Teeth by Hannah Moskowitz
Be careful what you believe in.
Rudy’s life is flipped upside-down when his family moves to a remote island in a last attempt to save his sick younger brother. With nothing to do but worry, Rudy sinks deeper and deeper into loneliness and lies awake at night listening to the screams of the ocean beneath his family’s rickety house.
Then he meets Diana, who makes him wonder what he even knows about love, and Teeth, who makes him question what he knows about anything. Rudy can’t remember the last time he felt so connected to someone, but being friends with Teeth is more than a little bit complicated. He soon learns that Teeth has terrible secrets. Violent secrets. Secrets that will force Rudy to choose between his own happiness and his brother’s life. (blurb from Goodreads)
Rating: R, 5 stars
Trigger warnings: bestiality, violence, sexual assault
This book got a lot of buzz on the YA blogs I follow because it featured both gay teens and mermaids (er, fishboys), and in particular the gay teen loved the fishboy. That buzz really interested me both because mermaid books are usually about the, uh, maids, and because the speculative novels I’ve read with LGBTQ teens more often have gay-identified girls. Contemporary YA has far more gay boys than girls, but speculative fiction seems to be the opposite. Basically, buzz=color me curious.
I have to say, I think a lot of the buzz about Teeth was really misleading in everything from Rudy’s sexuality to the extent of his relationship with Teeth, but I am totally ok with that. In fact, I like what the book was so much more than what the buzz had me thinking it would be. I applaud Moskowitz for writing a book about exploring sexuality that isn’t a coming out story. From the beginning of the book, we hear a lot about how Rudy was quite the ladies’ man before moving to the island. He’s comfortable with having sex without being a braggart (which in itself was refreshing). There are no mentions of romantic or sexual relationships with dudes. And yet, by the time Rudy realizes that he has romantic feelings for Teeth, he doesn’t freak out because Teeth is male. He doesn’t even freak out because Teeth is part fish. There’s no lonely walks filled with angsting about how attracted he is to Fish Boy. Rudy is, quite simply, focused on the more complicated aspects of their relationship, like the fact that his brother is only alive because he is eating the fish that Teeth loves. For that matter, Rudy’s feelings for Teeth were subtle enough that had I not known the buzz beforehand (and had I skimmed the book’s blurb), I might not have picked up on the romantic tension at all.

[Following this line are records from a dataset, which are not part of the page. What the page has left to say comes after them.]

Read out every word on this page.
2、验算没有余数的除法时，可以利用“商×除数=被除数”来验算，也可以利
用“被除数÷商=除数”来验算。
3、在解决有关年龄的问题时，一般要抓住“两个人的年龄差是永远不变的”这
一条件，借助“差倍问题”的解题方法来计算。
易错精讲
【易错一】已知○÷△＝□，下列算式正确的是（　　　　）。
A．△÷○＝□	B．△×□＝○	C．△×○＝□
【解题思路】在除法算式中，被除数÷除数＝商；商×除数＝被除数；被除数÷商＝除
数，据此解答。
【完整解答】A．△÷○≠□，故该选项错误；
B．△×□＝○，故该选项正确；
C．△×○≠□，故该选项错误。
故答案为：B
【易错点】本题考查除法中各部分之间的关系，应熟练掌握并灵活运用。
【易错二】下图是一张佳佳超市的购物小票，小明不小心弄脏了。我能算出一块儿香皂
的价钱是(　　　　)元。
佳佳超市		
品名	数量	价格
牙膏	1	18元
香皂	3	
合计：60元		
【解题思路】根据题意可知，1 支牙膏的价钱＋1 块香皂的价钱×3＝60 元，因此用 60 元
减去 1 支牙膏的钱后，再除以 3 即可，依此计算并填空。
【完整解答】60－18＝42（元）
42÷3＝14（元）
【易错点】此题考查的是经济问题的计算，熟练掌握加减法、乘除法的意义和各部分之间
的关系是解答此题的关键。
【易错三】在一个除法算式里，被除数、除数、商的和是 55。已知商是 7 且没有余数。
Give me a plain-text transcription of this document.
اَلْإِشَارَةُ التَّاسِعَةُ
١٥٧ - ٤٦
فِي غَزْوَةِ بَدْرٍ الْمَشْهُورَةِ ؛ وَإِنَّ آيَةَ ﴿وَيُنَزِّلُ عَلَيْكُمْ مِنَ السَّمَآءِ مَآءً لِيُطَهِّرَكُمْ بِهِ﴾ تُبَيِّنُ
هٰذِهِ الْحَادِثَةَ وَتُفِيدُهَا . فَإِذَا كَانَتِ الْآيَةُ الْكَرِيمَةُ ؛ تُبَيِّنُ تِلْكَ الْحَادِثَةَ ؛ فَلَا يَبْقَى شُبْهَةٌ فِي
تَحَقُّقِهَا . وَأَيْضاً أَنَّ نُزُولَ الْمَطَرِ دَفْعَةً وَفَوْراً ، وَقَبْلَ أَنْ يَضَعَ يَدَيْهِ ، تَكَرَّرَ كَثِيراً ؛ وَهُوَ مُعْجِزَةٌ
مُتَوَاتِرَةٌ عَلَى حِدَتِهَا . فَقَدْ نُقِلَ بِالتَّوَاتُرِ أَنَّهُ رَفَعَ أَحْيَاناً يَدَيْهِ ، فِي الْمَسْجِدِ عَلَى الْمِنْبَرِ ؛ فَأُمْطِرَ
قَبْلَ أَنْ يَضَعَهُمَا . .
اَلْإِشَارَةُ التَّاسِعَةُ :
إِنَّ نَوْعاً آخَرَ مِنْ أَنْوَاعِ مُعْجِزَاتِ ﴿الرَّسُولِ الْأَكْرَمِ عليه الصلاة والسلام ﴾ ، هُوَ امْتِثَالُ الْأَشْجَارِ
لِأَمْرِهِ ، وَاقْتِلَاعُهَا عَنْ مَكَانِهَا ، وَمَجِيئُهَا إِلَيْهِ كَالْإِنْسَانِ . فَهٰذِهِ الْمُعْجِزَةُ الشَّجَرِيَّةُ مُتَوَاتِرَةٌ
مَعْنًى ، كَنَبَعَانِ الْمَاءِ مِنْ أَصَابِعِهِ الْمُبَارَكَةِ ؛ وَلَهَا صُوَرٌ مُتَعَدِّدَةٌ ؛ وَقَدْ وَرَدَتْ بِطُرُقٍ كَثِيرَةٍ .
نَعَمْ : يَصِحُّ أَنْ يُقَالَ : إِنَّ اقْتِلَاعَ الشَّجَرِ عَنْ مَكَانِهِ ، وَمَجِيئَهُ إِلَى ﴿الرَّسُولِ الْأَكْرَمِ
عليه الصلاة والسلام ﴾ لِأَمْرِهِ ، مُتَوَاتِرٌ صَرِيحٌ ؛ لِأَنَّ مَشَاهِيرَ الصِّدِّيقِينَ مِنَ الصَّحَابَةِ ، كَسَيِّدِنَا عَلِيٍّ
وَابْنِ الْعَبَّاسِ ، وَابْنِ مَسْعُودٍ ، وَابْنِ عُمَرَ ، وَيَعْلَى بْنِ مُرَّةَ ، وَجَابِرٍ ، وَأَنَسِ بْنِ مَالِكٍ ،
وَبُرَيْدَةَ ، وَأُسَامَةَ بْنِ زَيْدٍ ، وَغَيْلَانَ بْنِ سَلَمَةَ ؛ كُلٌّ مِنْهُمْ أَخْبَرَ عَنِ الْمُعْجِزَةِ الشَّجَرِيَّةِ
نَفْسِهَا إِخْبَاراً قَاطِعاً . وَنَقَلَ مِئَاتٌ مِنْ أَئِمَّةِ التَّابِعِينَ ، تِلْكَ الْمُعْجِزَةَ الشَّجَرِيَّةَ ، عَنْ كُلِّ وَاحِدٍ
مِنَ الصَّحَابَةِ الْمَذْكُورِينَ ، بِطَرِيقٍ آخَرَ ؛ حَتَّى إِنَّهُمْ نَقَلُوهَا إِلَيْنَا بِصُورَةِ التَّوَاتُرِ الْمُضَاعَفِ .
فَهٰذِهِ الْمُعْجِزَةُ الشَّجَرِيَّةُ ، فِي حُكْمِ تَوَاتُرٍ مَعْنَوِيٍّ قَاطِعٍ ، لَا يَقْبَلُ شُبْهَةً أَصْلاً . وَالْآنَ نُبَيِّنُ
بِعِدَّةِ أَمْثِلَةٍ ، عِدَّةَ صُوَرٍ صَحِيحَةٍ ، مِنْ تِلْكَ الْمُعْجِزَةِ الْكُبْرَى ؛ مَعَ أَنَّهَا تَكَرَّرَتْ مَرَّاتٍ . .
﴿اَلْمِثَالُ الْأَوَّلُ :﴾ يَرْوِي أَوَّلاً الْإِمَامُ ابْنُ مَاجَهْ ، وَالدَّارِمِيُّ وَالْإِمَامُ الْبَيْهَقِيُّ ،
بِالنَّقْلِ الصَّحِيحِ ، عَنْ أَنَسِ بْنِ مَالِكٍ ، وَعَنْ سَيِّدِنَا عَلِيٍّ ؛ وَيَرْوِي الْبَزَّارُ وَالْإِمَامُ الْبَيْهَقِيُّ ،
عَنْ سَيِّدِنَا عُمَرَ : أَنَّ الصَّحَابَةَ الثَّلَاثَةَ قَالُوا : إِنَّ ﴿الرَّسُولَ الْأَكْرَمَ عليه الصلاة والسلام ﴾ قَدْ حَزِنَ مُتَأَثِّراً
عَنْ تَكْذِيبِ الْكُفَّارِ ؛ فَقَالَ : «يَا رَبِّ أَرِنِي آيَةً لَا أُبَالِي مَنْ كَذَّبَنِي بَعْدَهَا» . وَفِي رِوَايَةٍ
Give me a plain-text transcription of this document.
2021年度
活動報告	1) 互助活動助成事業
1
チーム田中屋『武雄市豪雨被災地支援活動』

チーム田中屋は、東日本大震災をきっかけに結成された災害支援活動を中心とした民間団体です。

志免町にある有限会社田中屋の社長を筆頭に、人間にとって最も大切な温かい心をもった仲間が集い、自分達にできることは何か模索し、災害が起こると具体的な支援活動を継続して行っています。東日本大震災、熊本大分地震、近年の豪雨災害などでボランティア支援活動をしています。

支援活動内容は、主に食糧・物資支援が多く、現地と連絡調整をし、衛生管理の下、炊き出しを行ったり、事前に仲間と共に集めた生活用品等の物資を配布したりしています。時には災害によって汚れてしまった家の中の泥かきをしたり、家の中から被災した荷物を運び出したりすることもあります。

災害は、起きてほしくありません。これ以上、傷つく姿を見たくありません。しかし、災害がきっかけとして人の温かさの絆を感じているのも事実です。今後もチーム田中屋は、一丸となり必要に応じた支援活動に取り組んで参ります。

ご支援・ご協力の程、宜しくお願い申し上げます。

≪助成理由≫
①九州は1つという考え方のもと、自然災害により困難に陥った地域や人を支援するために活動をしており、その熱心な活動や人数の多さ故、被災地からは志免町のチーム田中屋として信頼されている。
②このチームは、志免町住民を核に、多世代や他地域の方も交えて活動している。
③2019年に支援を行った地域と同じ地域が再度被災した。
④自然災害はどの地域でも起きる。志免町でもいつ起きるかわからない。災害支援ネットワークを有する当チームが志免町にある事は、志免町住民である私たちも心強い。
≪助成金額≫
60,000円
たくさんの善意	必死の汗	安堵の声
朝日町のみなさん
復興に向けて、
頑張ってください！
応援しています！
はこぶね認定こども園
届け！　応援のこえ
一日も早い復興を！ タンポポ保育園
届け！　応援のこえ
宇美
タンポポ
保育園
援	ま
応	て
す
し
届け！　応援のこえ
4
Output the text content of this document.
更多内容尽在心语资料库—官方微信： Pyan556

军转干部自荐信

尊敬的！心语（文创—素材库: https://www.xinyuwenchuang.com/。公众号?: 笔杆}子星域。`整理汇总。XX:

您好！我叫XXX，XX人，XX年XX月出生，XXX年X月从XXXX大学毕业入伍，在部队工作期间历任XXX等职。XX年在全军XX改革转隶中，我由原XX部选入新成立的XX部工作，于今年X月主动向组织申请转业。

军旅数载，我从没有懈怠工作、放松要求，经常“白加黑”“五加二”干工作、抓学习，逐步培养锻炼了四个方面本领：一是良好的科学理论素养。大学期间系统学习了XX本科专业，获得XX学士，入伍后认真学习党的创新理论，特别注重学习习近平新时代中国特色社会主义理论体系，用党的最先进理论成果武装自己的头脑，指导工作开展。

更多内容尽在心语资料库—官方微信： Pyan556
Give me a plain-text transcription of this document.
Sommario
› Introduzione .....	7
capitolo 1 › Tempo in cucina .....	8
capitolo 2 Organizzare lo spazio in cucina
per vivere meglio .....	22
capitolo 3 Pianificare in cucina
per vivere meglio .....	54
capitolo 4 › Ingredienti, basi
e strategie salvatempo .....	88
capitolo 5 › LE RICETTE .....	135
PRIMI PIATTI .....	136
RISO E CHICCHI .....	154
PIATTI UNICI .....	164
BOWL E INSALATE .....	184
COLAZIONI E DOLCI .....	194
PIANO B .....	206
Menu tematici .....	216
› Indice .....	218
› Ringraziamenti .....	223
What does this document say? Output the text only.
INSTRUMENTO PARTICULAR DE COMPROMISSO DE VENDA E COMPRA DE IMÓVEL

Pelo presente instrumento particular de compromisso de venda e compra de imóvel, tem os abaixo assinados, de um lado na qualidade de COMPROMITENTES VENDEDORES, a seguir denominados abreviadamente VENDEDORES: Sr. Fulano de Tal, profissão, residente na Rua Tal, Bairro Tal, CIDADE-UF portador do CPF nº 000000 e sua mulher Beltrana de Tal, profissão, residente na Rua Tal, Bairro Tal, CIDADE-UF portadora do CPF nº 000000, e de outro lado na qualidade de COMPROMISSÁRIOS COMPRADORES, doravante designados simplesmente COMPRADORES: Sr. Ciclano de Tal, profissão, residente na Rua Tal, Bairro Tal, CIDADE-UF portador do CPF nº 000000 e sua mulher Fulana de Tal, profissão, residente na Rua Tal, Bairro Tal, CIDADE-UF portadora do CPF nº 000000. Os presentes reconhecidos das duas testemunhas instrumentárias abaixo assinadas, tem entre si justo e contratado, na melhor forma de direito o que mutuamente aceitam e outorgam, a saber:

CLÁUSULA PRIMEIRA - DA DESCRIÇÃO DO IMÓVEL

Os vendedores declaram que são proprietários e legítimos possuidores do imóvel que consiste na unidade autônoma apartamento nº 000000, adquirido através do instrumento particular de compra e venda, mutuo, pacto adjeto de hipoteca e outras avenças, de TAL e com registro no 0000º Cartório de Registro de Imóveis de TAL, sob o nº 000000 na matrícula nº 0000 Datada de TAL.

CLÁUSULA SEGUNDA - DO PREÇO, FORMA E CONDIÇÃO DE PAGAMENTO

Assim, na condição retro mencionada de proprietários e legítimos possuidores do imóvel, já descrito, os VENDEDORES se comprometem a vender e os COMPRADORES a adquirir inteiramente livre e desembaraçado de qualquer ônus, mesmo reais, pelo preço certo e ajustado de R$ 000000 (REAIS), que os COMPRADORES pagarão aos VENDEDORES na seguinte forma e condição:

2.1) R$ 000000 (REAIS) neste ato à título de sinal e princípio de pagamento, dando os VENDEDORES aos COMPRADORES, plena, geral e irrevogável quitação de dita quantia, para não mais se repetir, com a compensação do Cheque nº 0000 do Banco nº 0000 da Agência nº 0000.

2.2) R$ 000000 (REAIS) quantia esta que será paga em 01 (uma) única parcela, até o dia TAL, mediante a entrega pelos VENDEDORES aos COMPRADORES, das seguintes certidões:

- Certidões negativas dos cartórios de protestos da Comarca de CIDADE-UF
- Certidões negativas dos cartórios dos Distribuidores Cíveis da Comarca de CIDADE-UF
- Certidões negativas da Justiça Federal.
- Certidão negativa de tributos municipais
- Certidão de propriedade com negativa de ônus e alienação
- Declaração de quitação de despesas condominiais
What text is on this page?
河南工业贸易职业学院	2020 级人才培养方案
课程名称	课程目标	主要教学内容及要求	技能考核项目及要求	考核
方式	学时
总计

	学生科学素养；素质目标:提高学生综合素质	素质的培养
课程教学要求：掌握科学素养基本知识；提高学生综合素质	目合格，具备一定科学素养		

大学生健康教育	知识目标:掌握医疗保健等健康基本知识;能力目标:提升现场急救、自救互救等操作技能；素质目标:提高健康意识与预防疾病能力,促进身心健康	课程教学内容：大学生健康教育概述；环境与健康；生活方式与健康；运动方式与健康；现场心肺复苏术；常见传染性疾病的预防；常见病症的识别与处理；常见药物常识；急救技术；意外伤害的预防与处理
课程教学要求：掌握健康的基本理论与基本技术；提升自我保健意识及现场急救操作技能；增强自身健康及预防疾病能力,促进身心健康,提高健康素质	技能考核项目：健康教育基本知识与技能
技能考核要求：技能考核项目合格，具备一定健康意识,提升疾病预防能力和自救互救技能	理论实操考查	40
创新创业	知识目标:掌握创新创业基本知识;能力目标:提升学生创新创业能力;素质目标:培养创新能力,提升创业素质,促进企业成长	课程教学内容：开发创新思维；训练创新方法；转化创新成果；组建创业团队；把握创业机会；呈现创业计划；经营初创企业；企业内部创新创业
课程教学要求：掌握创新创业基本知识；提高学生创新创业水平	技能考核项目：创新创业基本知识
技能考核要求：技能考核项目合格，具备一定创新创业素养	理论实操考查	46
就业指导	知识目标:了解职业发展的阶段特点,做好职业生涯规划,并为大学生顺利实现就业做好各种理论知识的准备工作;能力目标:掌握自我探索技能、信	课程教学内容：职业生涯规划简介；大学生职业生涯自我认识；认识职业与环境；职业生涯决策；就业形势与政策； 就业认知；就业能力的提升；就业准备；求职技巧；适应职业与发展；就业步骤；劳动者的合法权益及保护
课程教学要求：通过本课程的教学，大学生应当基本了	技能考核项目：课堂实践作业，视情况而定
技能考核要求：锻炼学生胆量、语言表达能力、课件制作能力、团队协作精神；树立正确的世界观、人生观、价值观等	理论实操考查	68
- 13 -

Basically, it was incredibly refreshing to see a YA novel with a gay protagonist that was so much more than a YA novel about a gay protagonist. Rudy is a complicated character with a complicated romantic and sexual life, but at the end of the day that isn’t all he is. So much in Teeth was handled subtly, from sexuality to assault. The relationships between the characters were rich and complex, which made this book so much more than what I’d heard about it.
Trigger-wise, the bestiality is from a flashback, and it deals with Teeth’s conception, not Teeth. I only put that warning in because only one party in that scene had the capacity to consent. There are a lot of mentions of sexual assault, but Rudy never sees any of them up close. The descriptions of violence do get pretty intense at times, especially at the end, but not nearly as intense as in Dualed, the last violent novel I reviewed.
Teeth is an dark, complex novel that will appeal to sci-fi fantasy lovers, those seeking LGBTQ romance (although they *might* be slightly disappointed by amount of romantic details), as well as those who like gritty contemporary novels--Rudy seemed a lot like a contemporary character who accidentally wandered into a speculative setting. Teeth is an excellent book, and if you pass on it, you’re missing out.